Tahoe’s Current Forest and Fire Threat
Today’s forest is much different than the forest that existed prior to 1870. The low elevation mixed conifer forest of the Lake Tahoe Basin, where most homes are located, has four times more under-story trees today than it did prior to 1870. In addition, there has been a substantial increase in the amount of shrubs present.
The photographs of Emerald Bay, below, are of the same location, but taken 100 years apart. Notice that large trees in the 1890s photograph are still present in the more recent photograph. However, there has been a considerable increase in the density of trees and shrubs in the understory. A major cause of the increase in woody plants has been the lack of frequent, low- intensity fires. With European-American settlement, these fires were effectively suppressed.

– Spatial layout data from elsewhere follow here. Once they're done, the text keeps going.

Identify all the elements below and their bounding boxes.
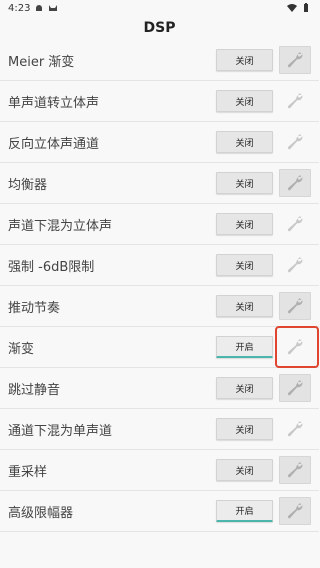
wrench-icon: [287, 215, 303, 232]
wrench-icon: [287, 502, 303, 519]
wrench-icon: [287, 174, 303, 191]
dsp-row: 通道下混为单声道 关闭: [0, 409, 319, 450]
toggle-button[interactable]: 关闭: [216, 295, 273, 317]
dsp-row-label: 推动节奏: [8, 300, 61, 316]
dsp-row: 声道下混为立体声 关闭: [0, 204, 319, 245]
dsp-row: 单声道转立体声 关闭: [0, 81, 319, 122]
status-bar: 4:23: [0, 0, 319, 16]
dsp-row: 强制 -6dB限制 关闭: [0, 245, 319, 286]
dsp-row: 推动节奏 关闭: [0, 286, 319, 327]
toggle-button[interactable]: 关闭: [216, 254, 273, 276]
dsp-row-label: 均衡器: [8, 177, 48, 193]
wrench-icon: [287, 256, 303, 273]
settings-button[interactable]: [279, 292, 311, 320]
status-left: 4:23: [8, 3, 58, 14]
dsp-row: 均衡器 关闭: [0, 163, 319, 204]
settings-button[interactable]: [279, 210, 311, 238]
toggle-button[interactable]: 关闭: [216, 131, 273, 153]
settings-button[interactable]: [279, 333, 311, 361]
status-time: 4:23: [8, 2, 31, 14]
dsp-row-label: 渐变: [8, 341, 35, 357]
dsp-row-label: 反向立体声通道: [8, 136, 100, 152]
dsp-row: 渐变 开启: [0, 327, 319, 368]
dsp-row: Meier 渐变 关闭: [0, 40, 319, 81]
toggle-button[interactable]: 关闭: [216, 459, 273, 481]
settings-button[interactable]: [279, 128, 311, 156]
wrench-icon: [287, 338, 303, 355]
toggle-button[interactable]: 关闭: [216, 172, 273, 194]
page-title: DSP: [143, 20, 176, 36]
status-right: [287, 3, 311, 13]
wifi-icon: [287, 4, 297, 12]
dsp-row: 高级限幅器 开启: [0, 491, 319, 532]
settings-button[interactable]: [279, 251, 311, 279]
toggle-button[interactable]: 关闭: [216, 49, 273, 71]
dsp-list: Meier 渐变 关闭 单声道转立体声 关闭 反向立体声通道 关闭 均衡器 关闭 声道下混为立体…: [0, 40, 319, 532]
settings-button[interactable]: [279, 415, 311, 443]
battery-icon: [304, 3, 308, 12]
wrench-icon: [287, 92, 303, 109]
toggle-button[interactable]: 关闭: [216, 418, 273, 440]
wrench-icon: [287, 51, 303, 68]
toggle-button[interactable]: 关闭: [216, 213, 273, 235]
settings-button[interactable]: [279, 46, 311, 74]
settings-button[interactable]: [279, 456, 311, 484]
dsp-row-label: 单声道转立体声: [8, 95, 100, 111]
toggle-button[interactable]: 关闭: [216, 377, 273, 399]
dsp-row-label: Meier 渐变: [8, 54, 75, 70]
dsp-row: 重采样 关闭: [0, 450, 319, 491]
dsp-row-label: 强制 -6dB限制: [8, 259, 95, 275]
wrench-icon: [287, 461, 303, 478]
dsp-row-label: 高级限幅器: [8, 505, 74, 521]
settings-button[interactable]: [279, 169, 311, 197]
toggle-button[interactable]: 关闭: [216, 90, 273, 112]
wrench-icon: [287, 133, 303, 150]
android-icon: [36, 5, 43, 11]
settings-button[interactable]: [279, 497, 311, 525]
dsp-row: 反向立体声通道 关闭: [0, 122, 319, 163]
settings-button[interactable]: [279, 87, 311, 115]
dsp-row-label: 通道下混为单声道: [8, 423, 113, 439]
wrench-icon: [287, 379, 303, 396]
wrench-icon: [287, 420, 303, 437]
dsp-row: 跳过静音 关闭: [0, 368, 319, 409]
dsp-row-label: 声道下混为立体声: [8, 218, 113, 234]
cat-icon: [49, 5, 58, 11]
dsp-row-label: 重采样: [8, 464, 48, 480]
wrench-icon: [287, 297, 303, 314]
toggle-button[interactable]: 开启: [216, 500, 273, 522]
settings-button[interactable]: [279, 374, 311, 402]
toggle-button[interactable]: 开启: [216, 336, 273, 358]
dsp-row-label: 跳过静音: [8, 382, 61, 398]
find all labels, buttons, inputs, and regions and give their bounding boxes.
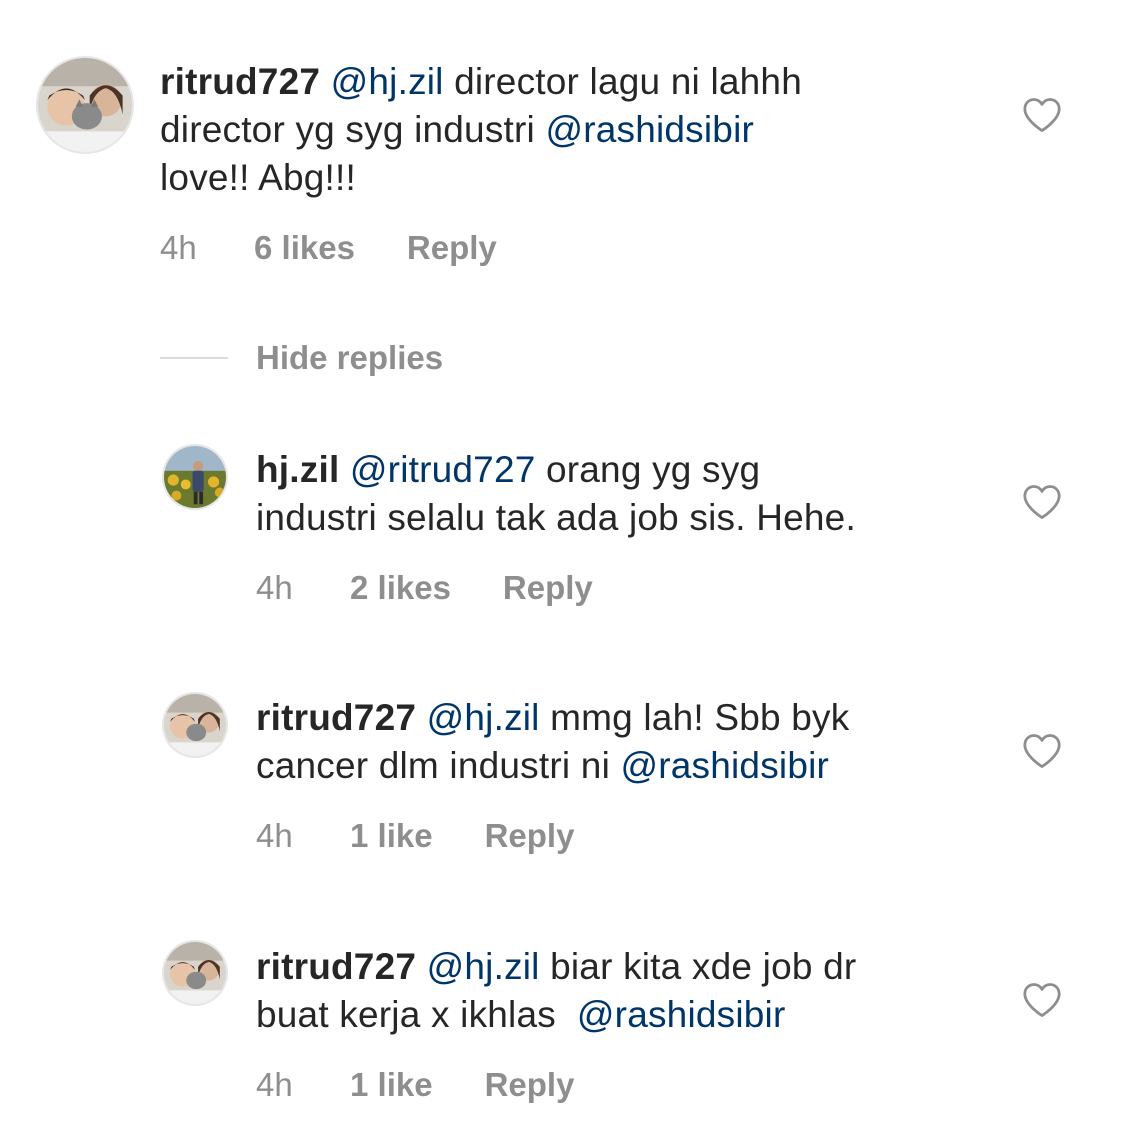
reply-button[interactable]: Reply bbox=[503, 569, 593, 607]
avatar-hj-zil[interactable] bbox=[164, 446, 226, 508]
comment-body: ritrud727 @hj.zil director lagu ni lahhh… bbox=[160, 58, 1020, 202]
comment-likes[interactable]: 2 likes bbox=[350, 569, 451, 607]
reply-button[interactable]: Reply bbox=[485, 1066, 575, 1104]
heart-outline-icon[interactable] bbox=[1022, 733, 1062, 769]
comment-username[interactable]: ritrud727 bbox=[256, 946, 416, 987]
comment-meta: 4h 1 like Reply bbox=[256, 816, 574, 856]
comment-likes[interactable]: 1 like bbox=[350, 817, 433, 855]
comment-body: hj.zil @ritrud727 orang yg syg industri … bbox=[256, 446, 1016, 542]
avatar-man-sunflower-field-image bbox=[164, 446, 226, 508]
comment-body: ritrud727 @hj.zil mmg lah! Sbb byk cance… bbox=[256, 694, 1016, 790]
avatar-kids-with-cat-image bbox=[164, 694, 226, 756]
comment-text: love!! Abg!!! bbox=[160, 157, 356, 198]
comment-body: ritrud727 @hj.zil biar kita xde job dr b… bbox=[256, 943, 1016, 1039]
comment-meta: 4h 2 likes Reply bbox=[256, 568, 593, 608]
avatar-kids-with-cat-image bbox=[164, 942, 226, 1004]
mention-link[interactable]: @hj.zil bbox=[331, 61, 444, 102]
avatar-ritrud727[interactable] bbox=[38, 58, 132, 152]
comment-time: 4h bbox=[256, 569, 293, 606]
heart-outline-icon[interactable] bbox=[1022, 97, 1062, 133]
heart-outline-icon[interactable] bbox=[1022, 982, 1062, 1018]
hide-replies-toggle[interactable]: Hide replies bbox=[160, 336, 443, 380]
hide-replies-divider bbox=[160, 357, 228, 359]
avatar-kids-with-cat-image bbox=[38, 58, 132, 152]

Under these unnatural conditions, uncontrollable, high-intensity fires are much more likely. The Angora, Martis and Gondola Fires are recent examples of these types of fires in the Tahoe area. Furthermore, the forest is less healthy and more susceptible to disease and insects, particularly during drought.
Unfortunately, given Tahoe’s current conditions, homes and lives are at risk.